Yang sangat mengesankan bagi saya, mazmur ini mengajak kita untuk tetap tenang. “Diamlah dan ketahuilah, bahwa Akulah Allah!” Ketenangan yang dibicarakan pemazmur di sini bukanlah ketenangan yang muncul setelah semua masalah selesai. Pemazmur masih dikelilingi dengan ributnya bangsa-bangsa dan goncangnya alam semesta. Namun, di tengah semua itu, Allah memerintahkan ketenangan. Ini mengingatkan kita kepada Yesus yang tidur di atas perahu saat angin ribut melanda (Mat. 8:23-27). Ia begitu mempercayai Bapa-Nya, sehingga Dia bisa beristirahat di tengah gelombang yang mengamuk. Damai sejahtera yang melampaui akal seperti itulah yang tersedia bagi setiap kita yang mengenal siapa Allah.

Dalam ayat 10, Allah menjelaskan mengapa kita bisa tetap tenang: “Aku ditinggikan di antara bangsa-bangsa, ditinggikan di bumi!” Allah tahu bagaimana kelanjutan ceritanya. Dia akan menang pada akhirnya. Kepastian itu membentuk respons kita terhadap berbagai tantangan dalam hidup. Allah kita—yang akan datang sebagai pemenang—menyertai kita (ay. 8, 12). Dialah kota benteng kita di tengah badai.

Pengharapan kita muncul di tengah-tengah masalah—kita tidak panik dan tidak takut—bukan karena kita mengandalkan diri kita sendiri, melainkan karena Pribadi yang mengetahui dan memperhatikan segala sesuatu itu menyertai kita.

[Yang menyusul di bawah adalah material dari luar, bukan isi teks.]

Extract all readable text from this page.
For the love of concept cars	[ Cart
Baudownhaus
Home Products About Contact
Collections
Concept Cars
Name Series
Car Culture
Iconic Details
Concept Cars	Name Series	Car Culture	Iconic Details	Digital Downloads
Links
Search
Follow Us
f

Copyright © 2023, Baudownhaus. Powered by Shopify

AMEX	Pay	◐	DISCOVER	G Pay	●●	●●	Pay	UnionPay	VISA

Inilah pengharapan di masa Adven. Yesus datang menjadi sama seperti kita, memasuki panggung sejarah manusia yang berantakan. Tangis-Nya pecah saat Ia dilahirkan ke dalam dunia yang terluka, ketika pemerintahan Romawi memungut pajak yang tidak adil dan menindas peribadatan bangsa Israel. Suatu hari kelak, saat Yesus kembali untuk menggenapi karya keselamatan-Nya bagi kita, Dia akan kembali masuk ke dalam dunia yang penuh dengan masalah.

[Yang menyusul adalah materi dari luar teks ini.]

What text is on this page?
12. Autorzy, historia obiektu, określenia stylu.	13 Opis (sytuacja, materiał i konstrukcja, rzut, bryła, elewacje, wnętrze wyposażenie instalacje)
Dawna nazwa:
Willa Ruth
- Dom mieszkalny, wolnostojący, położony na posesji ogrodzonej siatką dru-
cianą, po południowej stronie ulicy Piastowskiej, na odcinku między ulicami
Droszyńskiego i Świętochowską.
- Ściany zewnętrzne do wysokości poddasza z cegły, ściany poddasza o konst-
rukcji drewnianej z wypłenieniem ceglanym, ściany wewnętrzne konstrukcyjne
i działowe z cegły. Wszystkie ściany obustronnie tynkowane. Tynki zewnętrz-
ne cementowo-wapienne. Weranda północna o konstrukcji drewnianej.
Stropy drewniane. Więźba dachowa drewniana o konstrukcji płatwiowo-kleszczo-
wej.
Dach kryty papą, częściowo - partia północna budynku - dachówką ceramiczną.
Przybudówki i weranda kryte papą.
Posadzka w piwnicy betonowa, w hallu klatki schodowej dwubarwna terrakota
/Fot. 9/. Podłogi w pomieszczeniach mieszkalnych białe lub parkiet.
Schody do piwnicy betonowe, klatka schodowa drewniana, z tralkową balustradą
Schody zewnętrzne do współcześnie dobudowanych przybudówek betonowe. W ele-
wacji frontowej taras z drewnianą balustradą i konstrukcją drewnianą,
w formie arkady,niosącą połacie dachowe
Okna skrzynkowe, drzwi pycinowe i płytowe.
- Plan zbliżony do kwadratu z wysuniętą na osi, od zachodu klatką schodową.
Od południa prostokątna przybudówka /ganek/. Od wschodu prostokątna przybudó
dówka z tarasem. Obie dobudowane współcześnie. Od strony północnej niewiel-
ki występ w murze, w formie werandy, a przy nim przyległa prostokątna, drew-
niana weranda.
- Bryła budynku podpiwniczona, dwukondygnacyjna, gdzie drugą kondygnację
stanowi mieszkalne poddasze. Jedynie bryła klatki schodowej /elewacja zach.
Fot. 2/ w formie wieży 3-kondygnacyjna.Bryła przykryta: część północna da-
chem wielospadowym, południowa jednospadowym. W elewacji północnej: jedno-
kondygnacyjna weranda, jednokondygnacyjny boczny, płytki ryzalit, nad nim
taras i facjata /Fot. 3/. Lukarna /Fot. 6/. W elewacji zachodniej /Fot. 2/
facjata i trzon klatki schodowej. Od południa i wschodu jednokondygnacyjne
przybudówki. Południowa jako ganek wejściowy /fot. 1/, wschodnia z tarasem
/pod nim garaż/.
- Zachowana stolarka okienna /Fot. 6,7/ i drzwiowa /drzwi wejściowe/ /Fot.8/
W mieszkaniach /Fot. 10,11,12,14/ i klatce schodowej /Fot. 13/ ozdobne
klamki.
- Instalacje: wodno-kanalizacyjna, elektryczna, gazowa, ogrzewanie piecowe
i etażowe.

Kita membaca dalam Mazmur 112, “Di dalam gelap terbit terang bagi orang benar … ia tidak takut kepada kabar celaka, hatinya tetap, penuh kepercayaan kepada TUHAN.” Hati yang tetap tenang tahu bagaimana ceritanya nanti akan berakhir, sehingga bisa melewati badai dengan penuh kepercayaan kepada TUHAN. Seperti itulah pengharapan yang kita miliki.

Carmen Joy Imes

Renungkanlah Mazmur 46 dan 112.

Bagaimana kedua mazmur ini menggambarkan damai dan pengharapan di dalam masa-masa yang sulit? Bagian mana dari kedua mazmur ini yang paling menarik perhatian Anda atau berbicara secara khusus kepada Anda?

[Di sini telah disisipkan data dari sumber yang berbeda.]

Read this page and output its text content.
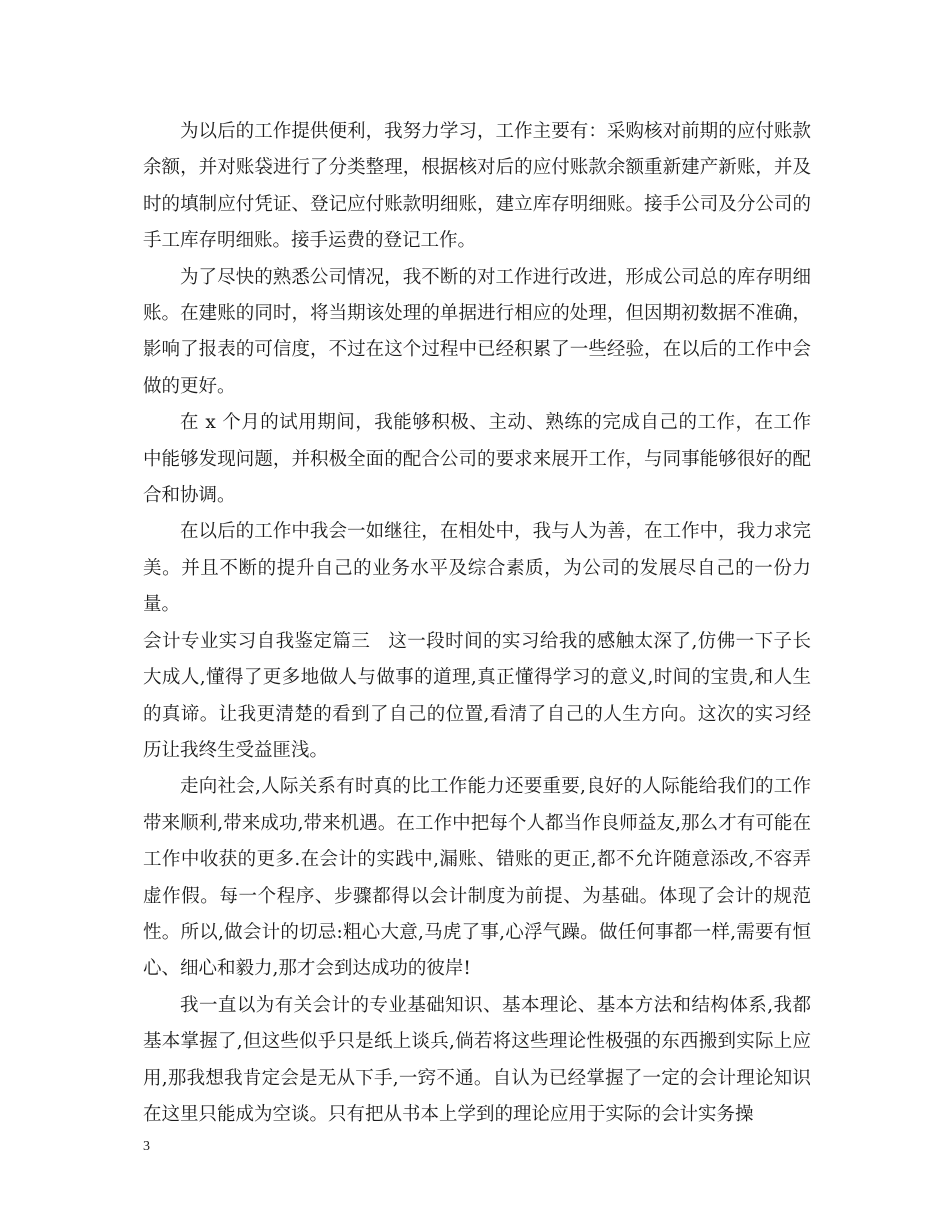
为以后的工作提供便利，我努力学习，工作主要有：采购核对前期的应付账款余额，并对账袋进行了分类整理，根据核对后的应付账款余额重新建产新账，并及时的填制应付凭证、登记应付账款明细账，建立库存明细账。接手公司及分公司的手工库存明细账。接手运费的登记工作。

为了尽快的熟悉公司情况，我不断的对工作进行改进，形成公司总的库存明细账。在建账的同时，将当期该处理的单据进行相应的处理，但因期初数据不准确，影响了报表的可信度，不过在这个过程中已经积累了一些经验，在以后的工作中会做的更好。

在 x 个月的试用期间，我能够积极、主动、熟练的完成自己的工作，在工作中能够发现问题，并积极全面的配合公司的要求来展开工作，与同事能够很好的配合和协调。

在以后的工作中我会一如继往，在相处中，我与人为善，在工作中，我力求完美。并且不断的提升自己的业务水平及综合素质，为公司的发展尽自己的一份力量。

会计专业实习自我鉴定篇三 这一段时间的实习给我的感触太深了,仿佛一下子长大成人,懂得了更多地做人与做事的道理,真正懂得学习的意义,时间的宝贵,和人生的真谛。让我更清楚的看到了自己的位置,看清了自己的人生方向。这次的实习经历让我终生受益匪浅。

走向社会,人际关系有时真的比工作能力还要重要,良好的人际能给我们的工作带来顺利,带来成功,带来机遇。在工作中把每个人都当作良师益友,那么才有可能在工作中收获的更多.在会计的实践中,漏账、错账的更正,都不允许随意添改,不容弄虚作假。每一个程序、步骤都得以会计制度为前提、为基础。体现了会计的规范性。所以,做会计的切忌:粗心大意,马虎了事,心浮气躁。做任何事都一样,需要有恒心、细心和毅力,那才会到达成功的彼岸!

我一直以为有关会计的专业基础知识、基本理论、基本方法和结构体系,我都基本掌握了,但这些似乎只是纸上谈兵,倘若将这些理论性极强的东西搬到实际上应用,那我想我肯定会是无从下手,一窍不通。自认为已经掌握了一定的会计理论知识在这里只能成为空谈。只有把从书本上学到的理论应用于实际的会计实务操

3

Selasa: Transformasi yang Mencengangkan

Bacaan Hari Ini: Yesaya 2:1–5

Yesaya 2 menunjukkan sebuah penglihatan tentang rumah Tuhan di atas gunung, tempat Bait Suci berada. Dalam penglihatannya, gunung itu telah menjadi gunung tertinggi di dunia, sehingga menarik perhatian orang dari berbagai penjuru dunia, dan “segala bangsa” datang berduyun-duyun ke sana. Mereka pergi ke sana untuk belajar dari Tuhan. Di sanalah pengajaran Tuhan akan diberikan, dan di sanalah Ia akan menjadi hakim bangsa-bangsa, menyelesaikan semua pertikaian di antara mereka.

Gambaran ini tidak masuk akal karena beberapa alasan. Yang paling jelas adalah: Sion tempat Bait Allah berada, hanyalah sebuah bukit kecil di antara banyak puncak gunung yang sangat tinggi (Bukit Zaitun saja lebih tinggi darinya). Namun, saya menduga, penglihatan ini tidak berbicara tentang perubahan permukaan bumi secara harafiah.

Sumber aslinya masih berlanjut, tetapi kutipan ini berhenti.